Bu arada CHP Genel Başkan Kemal Kılıçdaroğlu, oğlunu son yolculuğuna uğurlayan Ergenekon sanığı Prof. Dr. Fatih Hilmioğlu'na taziye ziyaretinde bulundu.

CHP Lideri Kılıçdaroğlu, 21 yaşındaki oğlu Emir'i trafik kazasında kaybeden Prof. Dr. Hilmioğlu’nu evinde ziyaret ederek kendisine başsağlığı diledi. CHP Genel Merkezi'nden yapılan açıklamaya göre CHP lideri Kılıçdaroğlu, Hilmioğlu’na, "Allah'tan sizlere sabır diliyorum. İçinde bulunduğunuz koşullar acılarınızı daha da artırıyor. yakından izliyoruz. Dün geceyi cezaevinde geçirmeniz kabul edilecek bir şey değil. Bu kararı veren hakimlerin vicdanlarının olmadığı görülüyor. Çok üzüldüm ve bugün tepkimi grup toplantısındaki konuşmamın açılışında ortaya koydum" dedi.

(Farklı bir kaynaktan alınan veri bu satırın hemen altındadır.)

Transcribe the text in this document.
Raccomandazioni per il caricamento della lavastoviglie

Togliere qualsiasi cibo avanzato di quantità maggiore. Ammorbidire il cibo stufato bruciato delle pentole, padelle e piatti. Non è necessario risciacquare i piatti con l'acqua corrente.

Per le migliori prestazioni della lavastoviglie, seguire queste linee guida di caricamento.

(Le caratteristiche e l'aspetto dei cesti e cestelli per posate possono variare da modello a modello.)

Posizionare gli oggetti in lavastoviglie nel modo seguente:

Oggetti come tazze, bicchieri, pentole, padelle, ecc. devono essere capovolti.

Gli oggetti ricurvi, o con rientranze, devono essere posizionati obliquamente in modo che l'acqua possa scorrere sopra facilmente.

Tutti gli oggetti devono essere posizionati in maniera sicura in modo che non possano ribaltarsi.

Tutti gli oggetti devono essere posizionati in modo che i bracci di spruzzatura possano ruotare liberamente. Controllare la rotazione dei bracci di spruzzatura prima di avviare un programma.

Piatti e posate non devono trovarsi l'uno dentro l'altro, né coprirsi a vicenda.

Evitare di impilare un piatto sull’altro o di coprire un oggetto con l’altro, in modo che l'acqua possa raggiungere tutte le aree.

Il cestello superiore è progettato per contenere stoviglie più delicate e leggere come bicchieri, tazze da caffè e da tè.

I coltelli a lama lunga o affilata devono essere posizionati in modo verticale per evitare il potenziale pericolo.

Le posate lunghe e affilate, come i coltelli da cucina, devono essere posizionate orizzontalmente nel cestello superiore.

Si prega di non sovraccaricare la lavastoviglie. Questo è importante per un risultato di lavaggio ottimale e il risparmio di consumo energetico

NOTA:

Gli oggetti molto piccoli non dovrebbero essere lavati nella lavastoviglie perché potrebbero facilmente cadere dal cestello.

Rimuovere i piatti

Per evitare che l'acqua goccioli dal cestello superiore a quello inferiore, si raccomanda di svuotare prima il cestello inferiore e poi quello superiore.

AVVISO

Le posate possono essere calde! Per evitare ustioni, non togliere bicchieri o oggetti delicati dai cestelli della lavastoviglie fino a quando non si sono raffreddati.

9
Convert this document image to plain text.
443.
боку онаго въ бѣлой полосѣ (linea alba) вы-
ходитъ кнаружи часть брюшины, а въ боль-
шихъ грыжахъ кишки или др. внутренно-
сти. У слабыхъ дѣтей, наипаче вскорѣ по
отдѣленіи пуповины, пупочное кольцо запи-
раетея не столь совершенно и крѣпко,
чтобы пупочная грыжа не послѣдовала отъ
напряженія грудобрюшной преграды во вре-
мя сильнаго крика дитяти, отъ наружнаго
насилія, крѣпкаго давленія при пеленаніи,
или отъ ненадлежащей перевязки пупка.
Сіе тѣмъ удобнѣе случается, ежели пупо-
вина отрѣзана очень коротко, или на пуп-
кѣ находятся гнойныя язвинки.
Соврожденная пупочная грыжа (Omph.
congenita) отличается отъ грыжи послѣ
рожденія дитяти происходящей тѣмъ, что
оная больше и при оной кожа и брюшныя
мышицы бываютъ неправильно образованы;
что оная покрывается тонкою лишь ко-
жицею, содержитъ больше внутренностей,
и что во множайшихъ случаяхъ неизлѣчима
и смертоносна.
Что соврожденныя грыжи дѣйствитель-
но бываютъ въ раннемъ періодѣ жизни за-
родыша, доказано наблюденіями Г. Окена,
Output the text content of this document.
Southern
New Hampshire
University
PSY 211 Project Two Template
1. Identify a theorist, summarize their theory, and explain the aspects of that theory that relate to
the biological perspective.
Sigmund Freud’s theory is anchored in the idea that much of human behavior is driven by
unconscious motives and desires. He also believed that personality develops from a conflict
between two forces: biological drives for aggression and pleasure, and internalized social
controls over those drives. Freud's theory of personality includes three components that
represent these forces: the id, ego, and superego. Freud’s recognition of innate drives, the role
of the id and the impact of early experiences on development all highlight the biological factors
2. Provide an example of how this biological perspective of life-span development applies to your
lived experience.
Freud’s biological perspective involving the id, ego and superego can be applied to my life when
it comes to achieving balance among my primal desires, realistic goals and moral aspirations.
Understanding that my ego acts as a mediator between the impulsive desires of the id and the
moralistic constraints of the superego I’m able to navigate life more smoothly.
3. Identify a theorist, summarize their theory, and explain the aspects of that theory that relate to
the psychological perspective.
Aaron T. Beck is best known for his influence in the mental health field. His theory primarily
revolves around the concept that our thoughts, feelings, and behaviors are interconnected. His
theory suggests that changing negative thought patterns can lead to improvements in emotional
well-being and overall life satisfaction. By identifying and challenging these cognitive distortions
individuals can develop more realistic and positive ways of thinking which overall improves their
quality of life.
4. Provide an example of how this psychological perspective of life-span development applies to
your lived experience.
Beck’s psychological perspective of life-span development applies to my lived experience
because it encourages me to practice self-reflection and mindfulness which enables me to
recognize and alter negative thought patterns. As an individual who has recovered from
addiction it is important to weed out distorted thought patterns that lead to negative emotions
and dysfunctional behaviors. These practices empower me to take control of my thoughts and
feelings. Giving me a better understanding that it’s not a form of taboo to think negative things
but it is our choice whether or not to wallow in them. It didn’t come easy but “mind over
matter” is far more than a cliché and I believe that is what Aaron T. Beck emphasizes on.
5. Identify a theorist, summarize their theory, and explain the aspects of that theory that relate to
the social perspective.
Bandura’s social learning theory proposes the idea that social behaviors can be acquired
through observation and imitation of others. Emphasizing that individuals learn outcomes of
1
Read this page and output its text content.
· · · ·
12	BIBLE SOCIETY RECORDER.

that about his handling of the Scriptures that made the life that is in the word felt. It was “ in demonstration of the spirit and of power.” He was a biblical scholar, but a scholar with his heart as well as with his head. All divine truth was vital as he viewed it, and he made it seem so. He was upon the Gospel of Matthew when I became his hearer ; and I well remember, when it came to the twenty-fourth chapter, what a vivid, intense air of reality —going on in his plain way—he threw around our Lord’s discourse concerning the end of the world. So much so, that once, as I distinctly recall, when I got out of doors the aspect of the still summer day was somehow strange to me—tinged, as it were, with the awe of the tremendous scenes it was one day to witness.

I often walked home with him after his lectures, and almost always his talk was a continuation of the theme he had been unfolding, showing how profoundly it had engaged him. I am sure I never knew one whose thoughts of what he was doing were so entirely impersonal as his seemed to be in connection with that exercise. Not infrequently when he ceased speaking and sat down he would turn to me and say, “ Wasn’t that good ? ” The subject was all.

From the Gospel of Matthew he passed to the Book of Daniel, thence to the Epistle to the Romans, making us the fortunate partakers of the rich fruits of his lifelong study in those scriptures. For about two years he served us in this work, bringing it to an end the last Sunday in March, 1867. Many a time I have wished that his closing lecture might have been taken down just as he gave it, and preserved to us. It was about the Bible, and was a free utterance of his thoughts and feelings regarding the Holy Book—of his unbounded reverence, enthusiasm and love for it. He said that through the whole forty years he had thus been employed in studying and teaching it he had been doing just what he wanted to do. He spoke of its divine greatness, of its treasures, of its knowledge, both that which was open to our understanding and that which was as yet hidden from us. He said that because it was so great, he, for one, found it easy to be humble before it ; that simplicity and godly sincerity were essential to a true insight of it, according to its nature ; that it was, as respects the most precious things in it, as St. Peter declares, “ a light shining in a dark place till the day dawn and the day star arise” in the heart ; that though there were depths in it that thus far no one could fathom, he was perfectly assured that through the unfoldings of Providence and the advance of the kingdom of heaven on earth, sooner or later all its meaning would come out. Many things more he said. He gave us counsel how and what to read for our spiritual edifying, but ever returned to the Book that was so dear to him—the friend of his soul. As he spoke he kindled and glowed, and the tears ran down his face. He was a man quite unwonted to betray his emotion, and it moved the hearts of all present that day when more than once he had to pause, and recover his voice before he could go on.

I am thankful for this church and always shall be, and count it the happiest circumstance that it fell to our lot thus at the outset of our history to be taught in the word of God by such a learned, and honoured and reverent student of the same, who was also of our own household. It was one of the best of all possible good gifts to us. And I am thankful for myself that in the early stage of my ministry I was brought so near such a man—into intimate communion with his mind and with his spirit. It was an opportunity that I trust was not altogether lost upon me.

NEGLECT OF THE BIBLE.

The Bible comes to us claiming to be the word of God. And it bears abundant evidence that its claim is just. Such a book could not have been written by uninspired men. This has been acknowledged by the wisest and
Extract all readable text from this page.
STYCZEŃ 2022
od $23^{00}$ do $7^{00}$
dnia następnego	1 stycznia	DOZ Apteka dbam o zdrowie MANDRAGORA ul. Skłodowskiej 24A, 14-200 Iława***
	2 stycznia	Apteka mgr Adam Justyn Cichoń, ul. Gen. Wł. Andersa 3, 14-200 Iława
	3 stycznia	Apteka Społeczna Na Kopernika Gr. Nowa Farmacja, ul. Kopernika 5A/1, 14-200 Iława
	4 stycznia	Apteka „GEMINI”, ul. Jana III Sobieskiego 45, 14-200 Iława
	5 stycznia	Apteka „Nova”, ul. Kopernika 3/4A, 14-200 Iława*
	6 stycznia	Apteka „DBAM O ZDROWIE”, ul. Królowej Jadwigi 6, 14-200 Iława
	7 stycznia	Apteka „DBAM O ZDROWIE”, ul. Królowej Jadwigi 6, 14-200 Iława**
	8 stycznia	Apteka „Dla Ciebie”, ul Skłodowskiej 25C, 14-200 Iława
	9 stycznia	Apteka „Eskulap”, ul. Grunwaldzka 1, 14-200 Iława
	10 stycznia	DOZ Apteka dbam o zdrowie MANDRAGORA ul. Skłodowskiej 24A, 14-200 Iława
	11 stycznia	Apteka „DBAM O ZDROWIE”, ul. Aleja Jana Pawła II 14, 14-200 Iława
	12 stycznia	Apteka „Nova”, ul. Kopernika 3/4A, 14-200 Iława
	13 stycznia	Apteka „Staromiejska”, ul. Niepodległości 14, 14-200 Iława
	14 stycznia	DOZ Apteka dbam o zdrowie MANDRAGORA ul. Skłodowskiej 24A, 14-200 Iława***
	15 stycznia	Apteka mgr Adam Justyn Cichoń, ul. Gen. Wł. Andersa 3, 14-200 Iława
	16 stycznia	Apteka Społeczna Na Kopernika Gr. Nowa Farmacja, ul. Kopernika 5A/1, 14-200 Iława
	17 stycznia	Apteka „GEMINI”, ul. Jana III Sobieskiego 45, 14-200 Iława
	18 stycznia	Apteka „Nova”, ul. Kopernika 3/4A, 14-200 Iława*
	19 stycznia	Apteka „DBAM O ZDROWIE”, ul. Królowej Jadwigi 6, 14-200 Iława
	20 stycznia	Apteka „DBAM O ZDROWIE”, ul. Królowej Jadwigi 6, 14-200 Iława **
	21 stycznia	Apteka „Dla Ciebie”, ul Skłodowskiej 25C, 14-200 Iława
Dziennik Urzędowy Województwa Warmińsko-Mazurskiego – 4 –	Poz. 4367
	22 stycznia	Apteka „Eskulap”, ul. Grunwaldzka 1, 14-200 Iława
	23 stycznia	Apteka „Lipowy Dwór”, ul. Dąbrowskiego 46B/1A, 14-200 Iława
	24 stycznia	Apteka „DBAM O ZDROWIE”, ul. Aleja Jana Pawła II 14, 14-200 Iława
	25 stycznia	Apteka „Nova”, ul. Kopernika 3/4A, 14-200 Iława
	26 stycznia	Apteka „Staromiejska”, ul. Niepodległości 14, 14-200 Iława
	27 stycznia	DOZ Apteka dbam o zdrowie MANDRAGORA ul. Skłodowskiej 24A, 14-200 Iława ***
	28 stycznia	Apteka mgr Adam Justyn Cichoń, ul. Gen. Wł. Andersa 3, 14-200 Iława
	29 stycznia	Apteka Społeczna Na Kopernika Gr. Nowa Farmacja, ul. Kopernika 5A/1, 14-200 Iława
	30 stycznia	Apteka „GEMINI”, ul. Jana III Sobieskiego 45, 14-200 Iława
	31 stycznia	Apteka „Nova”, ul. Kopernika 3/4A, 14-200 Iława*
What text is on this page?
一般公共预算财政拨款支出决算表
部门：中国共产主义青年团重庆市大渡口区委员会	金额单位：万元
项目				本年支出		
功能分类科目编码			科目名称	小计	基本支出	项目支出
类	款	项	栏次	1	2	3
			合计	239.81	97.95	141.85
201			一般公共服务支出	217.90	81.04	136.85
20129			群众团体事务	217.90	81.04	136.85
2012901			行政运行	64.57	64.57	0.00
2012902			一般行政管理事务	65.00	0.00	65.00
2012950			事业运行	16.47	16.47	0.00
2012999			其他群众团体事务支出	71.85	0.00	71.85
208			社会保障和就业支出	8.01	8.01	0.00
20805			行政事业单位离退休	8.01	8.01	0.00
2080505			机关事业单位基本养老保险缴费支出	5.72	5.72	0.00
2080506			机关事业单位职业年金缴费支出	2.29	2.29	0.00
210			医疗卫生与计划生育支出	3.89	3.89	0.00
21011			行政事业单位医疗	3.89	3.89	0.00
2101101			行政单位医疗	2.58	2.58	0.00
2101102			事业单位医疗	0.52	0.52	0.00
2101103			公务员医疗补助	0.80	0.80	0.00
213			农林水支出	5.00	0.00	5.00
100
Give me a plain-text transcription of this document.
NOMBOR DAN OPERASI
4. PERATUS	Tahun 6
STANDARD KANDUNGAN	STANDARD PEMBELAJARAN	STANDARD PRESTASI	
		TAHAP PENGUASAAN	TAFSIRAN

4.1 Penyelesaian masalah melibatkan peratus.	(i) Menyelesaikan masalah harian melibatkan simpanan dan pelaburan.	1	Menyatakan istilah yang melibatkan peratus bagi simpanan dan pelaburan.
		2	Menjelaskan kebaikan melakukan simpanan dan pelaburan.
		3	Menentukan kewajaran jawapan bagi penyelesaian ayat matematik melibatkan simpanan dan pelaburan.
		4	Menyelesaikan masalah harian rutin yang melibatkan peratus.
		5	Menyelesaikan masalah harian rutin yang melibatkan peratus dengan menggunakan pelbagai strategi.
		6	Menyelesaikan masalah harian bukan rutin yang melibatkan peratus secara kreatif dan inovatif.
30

Açıklamada Fatih Hilmioğlu'nun da Genel Başkan Kılıçdaroğlu’na şunları söylediği belirtildi:

"Gösterdiğiniz yakınlık ve ilgi nedeniyle teşekkür ediyorum. Yaşadığımız hukuksuzluklar, keyfi uygulamalar tahammül boyutlarını aştı. 5 yıldır yaşanan Ergenekon Davası süreci bütünüyle hukuksuzluklar içeriyor. Onlarca insan tahammül edilmez acılar yaşadı. Hala da yaşatılıyor. Neden? İddia makamının iki temel dayanağı var. Birincisi, 'Ergenekon terör örgütü', ikincisi 'Darbe teşebbüsü'. Her iki iddia da üzerinden 5 yıl geçmesine rağmen kanıtlanmış değil. Askeri istihbarat teşkilatına soruyorlar, 'Ergenekon terör örgütü var mı' diye. 'Yok, haberimiz yok' cevabı alıyorlar. Sivil istihbarata soruyorlar, cevap aynı. 'Böyle bir örgütün varlığından haberimiz yok' diyor ülkenin en büyük istihbarat kuruluşları. Ama biz olmayan bir örgütün yöneticileri olarak yargılanıyoruz. Yine benzer biçimde darbe teşebbüsü iddiasına ilişki ortada geçerli hiçbir kanıt yok. O dönemde görev yapan Genelkurmay Başkanı 'böyle bir şey yok' diyor. Generaller 'yok' diyor ama darbe teşebbüsü iddiasıyla onlarca insan acılar içinde. Yakınlarını kaybediyorlar; annesini, babasını, oğlunu, karısını kaybediyor insanlar. Yazıktır. Bu sürecin bir an önce durması gerekir. Bu ülkenin en iyi yetişmiş hocalarından olan benim de hocam Mehmet Haberal hasta, tedavisi tam manasıyla yapılamıyor. Dünya çapındaki bir değerimizi yitirme tehlikesiyle karşı karşıyayız ama mahkeme bu yaşananları görmezden geliyor. Ben mahkeme duvarı ne demek Silivri'de öğrendim. Tamam insanlar yargılansın ama iddianame de sorgulansın. Delilsiz mesnetsiz iddiaalarla bu ülkenin en iyi yetişmiş insanları hapislerde çürütülmesin. Bunun da bir bedelinin olması gerekir. Sayın Genel Başkanım sizin gösterdiğiniz yakınlık ve destek için teşekkür ederim. Bu çabaların devam etmesi lazım. Silivri'de yaşananların bu ülkenin gündemine taşınması lazım."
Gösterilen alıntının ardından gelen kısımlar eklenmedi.